Phenotyping adult plant resistance to leaf rust in wheat under accelerated growth conditions

Adnan Riaz


The University of Queensland, Queensland Alliance for Agriculture and Food Innovation, Australia

N.K. Athiyannan, M.J. Dieters, E.S. Lagudah, E.A.B. Aitken, S.K. Periyannan, L.T. Hickey

leaf rust    



Leaf rust (LR), caused by Puccinia triticina, is among the most important diseases of wheat (Triticum aestivum L.) crops globally. The most sustainable method for controlling rust pathogens is deployment of cultivars incorporating durable forms of resistance, such as adult plant resistance (APR). However, phenotyping breeding populations or germplasm collections for LR resistance in the field is dependent on weather conditions and limited to only once a year. In this study, we report a protocol for phenotyping APR to LR incorporating ‘speed breeding’ technology, which utilizes controlled temperature regimes and 24-hour light to provide accelerated growth conditions (AGC) – enabling up to 6 plant generations of wheat per year.
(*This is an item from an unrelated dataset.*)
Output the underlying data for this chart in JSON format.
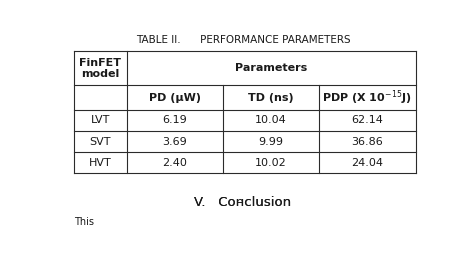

A panel of 22 genotypes, including disease standards carrying known APR genes along with a diversity panel comprising 300 accessions (including winter types and landraces) were characterized for resistance to LR under AGC and in the field. Analysis of genotypes displaying APR revealed that disease response expressed on flag–2 leaves under AGC was highly correlated with field-based measures (R2 = 0.76). Analysis of the diversity panel indicated that APR was expressed by plants that had obtained the stem elongation stage (i.e. GS≥30) prior to inoculation. Despite the high degree of genetic diversity in the panel, strong correlations between LR response under AGC and the field were observed, and were further improved when field response was adjusted based on growth stage (R2 = 0.81). The diversity panel was also screened with DNA markers for known APR genes (Lr34, Lr46 and Lr67), which identified 22 accessions carrying potentially novel sources. This method integrates assessment at both seedling and adult growth stages and requires only seven weeks to complete, enabling up to seven consecutive assays annually. When coupled with ‘speed breeding’, this approach could also accelerate introgression of resistance genes into adapted wheat cultivars.